このように腹腔内に散らばったがんを腹膜播種と呼び、これが癌性腹膜炎を引き起こします。
また、まれなケースでは外科手術中に腫瘍を破ってしまい、腹膜へがん細胞が広がったことで発症するケースもあります。

また癌性腹膜炎の特徴的な症状としてお腹に腹水が溜まる症状があげられますが、これは炎症を起こしている部分から体液が漏れて腹腔内に溜まったものです。
腹水が溜まるとお腹が膨張し、空腹でも食事が取れなくなることがあります。

主な検査と診断

癌性腹膜炎は問診の他、血液検査、腹水検査、X線検査、腹部CT検査、腫瘍マーカーの検査、超音波検査などが行われ診断されます。
癌性腹膜炎の原因となるがんは末期の状態であることが多く、それに伴う症状として癌性腹膜炎を発症しているケースがほとんどです。
そのため癌性腹膜炎の検査は原因となるがんを特定する検査とも言い換えることができます。

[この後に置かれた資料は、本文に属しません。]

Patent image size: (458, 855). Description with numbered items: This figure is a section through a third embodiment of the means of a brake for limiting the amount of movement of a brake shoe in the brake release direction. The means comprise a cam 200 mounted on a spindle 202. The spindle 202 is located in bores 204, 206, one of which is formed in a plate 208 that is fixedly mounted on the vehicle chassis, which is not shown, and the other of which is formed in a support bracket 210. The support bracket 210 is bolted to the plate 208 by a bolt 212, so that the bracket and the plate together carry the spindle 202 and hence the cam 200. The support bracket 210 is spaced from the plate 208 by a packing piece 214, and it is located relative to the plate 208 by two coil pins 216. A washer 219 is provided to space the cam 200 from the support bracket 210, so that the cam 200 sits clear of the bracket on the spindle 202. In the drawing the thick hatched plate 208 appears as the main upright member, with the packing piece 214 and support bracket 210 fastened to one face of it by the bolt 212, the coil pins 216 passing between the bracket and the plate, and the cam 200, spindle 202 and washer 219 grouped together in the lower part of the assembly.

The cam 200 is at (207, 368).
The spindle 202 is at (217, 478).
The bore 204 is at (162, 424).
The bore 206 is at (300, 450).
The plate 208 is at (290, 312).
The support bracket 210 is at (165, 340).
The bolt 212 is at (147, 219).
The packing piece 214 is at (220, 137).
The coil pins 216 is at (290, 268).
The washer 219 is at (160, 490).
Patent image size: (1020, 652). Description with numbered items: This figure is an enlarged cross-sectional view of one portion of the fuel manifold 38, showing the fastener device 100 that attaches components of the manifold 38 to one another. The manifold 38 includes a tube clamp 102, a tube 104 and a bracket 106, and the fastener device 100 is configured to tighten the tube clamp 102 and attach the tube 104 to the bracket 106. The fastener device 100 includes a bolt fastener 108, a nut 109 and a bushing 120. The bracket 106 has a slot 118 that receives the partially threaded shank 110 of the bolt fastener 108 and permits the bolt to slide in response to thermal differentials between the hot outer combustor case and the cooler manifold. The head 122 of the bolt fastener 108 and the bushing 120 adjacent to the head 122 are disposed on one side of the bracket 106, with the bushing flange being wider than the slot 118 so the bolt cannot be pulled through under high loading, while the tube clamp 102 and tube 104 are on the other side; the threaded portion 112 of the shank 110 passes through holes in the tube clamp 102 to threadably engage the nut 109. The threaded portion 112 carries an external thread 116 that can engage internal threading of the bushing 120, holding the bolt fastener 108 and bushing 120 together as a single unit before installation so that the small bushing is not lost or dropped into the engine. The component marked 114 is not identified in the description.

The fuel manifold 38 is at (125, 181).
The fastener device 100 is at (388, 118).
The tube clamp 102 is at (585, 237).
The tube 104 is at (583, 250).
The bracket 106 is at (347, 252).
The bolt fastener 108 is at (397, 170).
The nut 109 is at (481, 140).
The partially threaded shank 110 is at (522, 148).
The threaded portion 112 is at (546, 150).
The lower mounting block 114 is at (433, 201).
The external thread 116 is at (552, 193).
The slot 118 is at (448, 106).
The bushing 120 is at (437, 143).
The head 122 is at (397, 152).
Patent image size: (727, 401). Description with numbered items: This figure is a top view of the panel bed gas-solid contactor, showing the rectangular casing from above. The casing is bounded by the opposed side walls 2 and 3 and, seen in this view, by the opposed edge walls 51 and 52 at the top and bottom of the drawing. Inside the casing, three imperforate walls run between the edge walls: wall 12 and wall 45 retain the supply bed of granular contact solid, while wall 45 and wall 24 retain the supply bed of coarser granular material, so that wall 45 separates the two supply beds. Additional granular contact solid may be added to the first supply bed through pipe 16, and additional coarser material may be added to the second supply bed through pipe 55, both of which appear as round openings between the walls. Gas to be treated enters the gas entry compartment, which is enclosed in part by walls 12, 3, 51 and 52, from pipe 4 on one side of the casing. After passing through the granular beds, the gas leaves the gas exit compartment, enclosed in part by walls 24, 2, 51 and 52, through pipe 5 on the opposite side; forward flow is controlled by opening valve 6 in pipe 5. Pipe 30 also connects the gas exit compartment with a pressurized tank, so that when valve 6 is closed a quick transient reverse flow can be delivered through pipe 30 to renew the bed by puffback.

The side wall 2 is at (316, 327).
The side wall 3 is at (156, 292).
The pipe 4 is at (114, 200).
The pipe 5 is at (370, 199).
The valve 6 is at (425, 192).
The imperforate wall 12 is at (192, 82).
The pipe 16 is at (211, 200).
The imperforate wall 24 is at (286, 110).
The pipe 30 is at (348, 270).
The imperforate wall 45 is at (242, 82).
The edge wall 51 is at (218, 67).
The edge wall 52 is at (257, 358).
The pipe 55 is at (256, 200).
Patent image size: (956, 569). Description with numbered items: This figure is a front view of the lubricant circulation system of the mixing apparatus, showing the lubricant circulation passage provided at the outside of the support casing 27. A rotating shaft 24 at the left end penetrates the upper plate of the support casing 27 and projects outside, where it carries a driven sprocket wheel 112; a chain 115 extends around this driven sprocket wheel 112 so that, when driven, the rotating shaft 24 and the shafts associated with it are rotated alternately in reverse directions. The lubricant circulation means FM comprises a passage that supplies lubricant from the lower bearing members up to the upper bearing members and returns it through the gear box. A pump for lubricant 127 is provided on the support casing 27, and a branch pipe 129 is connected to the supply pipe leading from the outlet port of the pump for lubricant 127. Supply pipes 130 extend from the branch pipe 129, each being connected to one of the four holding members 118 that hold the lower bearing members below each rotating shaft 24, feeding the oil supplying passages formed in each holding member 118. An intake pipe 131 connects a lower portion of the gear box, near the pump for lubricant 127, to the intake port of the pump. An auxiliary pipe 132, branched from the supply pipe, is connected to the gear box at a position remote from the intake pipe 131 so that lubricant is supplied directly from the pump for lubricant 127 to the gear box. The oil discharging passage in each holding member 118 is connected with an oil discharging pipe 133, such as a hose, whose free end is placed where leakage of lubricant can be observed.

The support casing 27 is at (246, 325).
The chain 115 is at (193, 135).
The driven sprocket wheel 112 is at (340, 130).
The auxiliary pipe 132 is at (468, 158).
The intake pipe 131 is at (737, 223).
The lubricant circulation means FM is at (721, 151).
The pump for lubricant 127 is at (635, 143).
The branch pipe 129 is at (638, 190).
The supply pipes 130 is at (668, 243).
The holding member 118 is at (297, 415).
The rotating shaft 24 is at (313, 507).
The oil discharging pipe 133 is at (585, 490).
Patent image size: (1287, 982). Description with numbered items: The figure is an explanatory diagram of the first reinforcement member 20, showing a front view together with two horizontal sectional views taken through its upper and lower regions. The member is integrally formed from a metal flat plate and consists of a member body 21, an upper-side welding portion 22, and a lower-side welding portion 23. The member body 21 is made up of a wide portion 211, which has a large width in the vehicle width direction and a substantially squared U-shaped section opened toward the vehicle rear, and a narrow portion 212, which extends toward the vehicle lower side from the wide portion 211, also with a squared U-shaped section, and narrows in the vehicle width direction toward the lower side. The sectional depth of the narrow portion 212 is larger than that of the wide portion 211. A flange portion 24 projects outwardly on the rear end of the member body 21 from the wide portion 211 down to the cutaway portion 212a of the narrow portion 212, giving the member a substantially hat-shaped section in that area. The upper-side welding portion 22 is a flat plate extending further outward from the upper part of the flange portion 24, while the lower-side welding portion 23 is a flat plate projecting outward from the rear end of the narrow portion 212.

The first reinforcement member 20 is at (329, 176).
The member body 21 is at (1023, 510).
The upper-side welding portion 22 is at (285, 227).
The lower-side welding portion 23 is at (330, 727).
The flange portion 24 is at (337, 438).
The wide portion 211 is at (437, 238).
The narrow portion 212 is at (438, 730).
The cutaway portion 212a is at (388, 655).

お腹から針を刺して腹水を採取する腹水検査では、がん細胞の有無を調べることができ確定診断をする上で重要な検査と言えます。
血液検査では主に炎症反応や血小板、凝固系因子などの数値を中心に、敗血症を引き起こしていないかなども確認します。
腫瘍マーカーの検査は腹膜炎の原因を特定するのに役立ちます。

腹部CT検査、腹部超音波検査は腹腔内を詳しく確認するために行われます。
腹部CT検査は特に細部に至るまで観察できるため、診断に欠かせない検査です。
腹部超音波検査はより簡便に行える点がメリットと言えます。

主な治療方法

癌性腹膜炎の治療には主に抗癌剤の投与による化学療法が用いられます。
また、腹水の軽減処置、腸閉塞症が見られる場合にはバイパス造設術や人工肛門造設術などの外科的手術が検討されます。
腹水の軽減処置としてはお腹の上から針を刺して腹水を抜く方法が一般的で、取り出した腹水をろ過して体内に戻す処置が行われる場合もあります。
これは腹水には必要な成分も多く含まれているためです。
バイパス造設術や人工肛門造設術は主に腸閉塞や排便機能の低下が見られる場合に検討される方法で、癌性腹膜炎の進行している段階であるケースが多いです。

癌性腹膜炎は腹腔内全体にがんが散らばるため、すべてを摘出することは困難であることから外科手術が行われるケースはほとんどありません。
痛みの症状に対して鎮痛剤を用いるなど、対症療法が選択されます。
栄養状態が悪化している場合には点滴によって水分や栄養を補給します。
新しい治療としては腹腔内に直接抗がん剤を注入する方法が行われています。効率的に広い範囲に効果が期待できるとされています。